While I am worried about how my book will be received following the latest twist in the Osbourne story, part of me also sees this as an opportune moment to make a statement against a reductive view of public figures. One thing I am proud of in my book is that it forces readers to engage with Ozzy as a whole person, with no one part of him reducible to another part. I also suggest that metal culture at its best can teach us to accept the damaged and contradictory nature of human being.
Even before I wrote this book I had been grappling with the question of who should or should not deserve to be treated as a pariah. What I have come to understand is that there are indeed monsters in this world, people who are beyond any redemption, incapable of love, goodness and make the world a worse place just by existing within it. These are the ones to be shunned. But I don’t think there are that many of them and even if there were, only a fraction are in a position to do much damage to anyone outside their immediate vicinity.
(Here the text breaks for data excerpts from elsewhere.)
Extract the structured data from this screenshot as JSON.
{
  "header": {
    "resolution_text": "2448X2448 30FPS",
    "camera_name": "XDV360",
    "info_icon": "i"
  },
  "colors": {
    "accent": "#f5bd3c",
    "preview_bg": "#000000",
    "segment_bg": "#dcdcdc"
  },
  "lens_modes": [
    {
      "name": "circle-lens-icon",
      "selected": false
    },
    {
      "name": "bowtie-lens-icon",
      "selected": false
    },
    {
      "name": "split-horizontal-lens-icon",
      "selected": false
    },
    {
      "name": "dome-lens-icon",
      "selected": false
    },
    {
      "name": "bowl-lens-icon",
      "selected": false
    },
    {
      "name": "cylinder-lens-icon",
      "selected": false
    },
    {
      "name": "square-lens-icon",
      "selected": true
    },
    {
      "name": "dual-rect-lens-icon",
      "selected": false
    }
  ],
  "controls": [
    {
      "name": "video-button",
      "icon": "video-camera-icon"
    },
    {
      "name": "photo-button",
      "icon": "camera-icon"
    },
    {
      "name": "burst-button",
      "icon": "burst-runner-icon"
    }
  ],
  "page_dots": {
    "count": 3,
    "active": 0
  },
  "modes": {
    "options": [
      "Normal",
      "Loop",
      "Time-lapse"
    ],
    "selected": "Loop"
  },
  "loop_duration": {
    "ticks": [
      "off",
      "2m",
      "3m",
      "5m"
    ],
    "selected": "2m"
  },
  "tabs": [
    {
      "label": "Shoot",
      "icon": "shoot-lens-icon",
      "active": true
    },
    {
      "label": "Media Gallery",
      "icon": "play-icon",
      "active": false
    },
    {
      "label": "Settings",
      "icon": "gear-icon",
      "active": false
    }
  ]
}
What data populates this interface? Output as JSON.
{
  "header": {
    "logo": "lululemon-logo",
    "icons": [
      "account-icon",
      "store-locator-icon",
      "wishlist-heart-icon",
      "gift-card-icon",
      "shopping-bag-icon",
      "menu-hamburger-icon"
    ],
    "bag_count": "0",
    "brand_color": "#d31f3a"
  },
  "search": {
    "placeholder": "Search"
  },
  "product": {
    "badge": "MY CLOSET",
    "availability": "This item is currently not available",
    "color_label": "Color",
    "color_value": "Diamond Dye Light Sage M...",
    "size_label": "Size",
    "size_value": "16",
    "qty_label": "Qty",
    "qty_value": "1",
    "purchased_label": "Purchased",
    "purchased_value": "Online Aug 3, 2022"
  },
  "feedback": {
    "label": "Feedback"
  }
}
I don’t think Sharon Osbourne is beyond redemption and deserving of extirpation from the world. I don’t think that acknowledging that there are shades of grey in her character is to excuse all she does, nor does the harm she is doing by embracing Tommy Robinson mean that she never could have loved or cared for Ozzy and her children.
I do think though that, if she continues down her current course, it will be time to stop giving her the oxygen of publicity. It seems perfectly reasonable that Centrepoint, the homeless charity that Sharon had helped publicise, sought to distance themselves from her after she liked the Tommy Robinson post. That doesn’t mean that we should turn her into a symbol of evil or someone who can only be spoken of if it is to denounce her.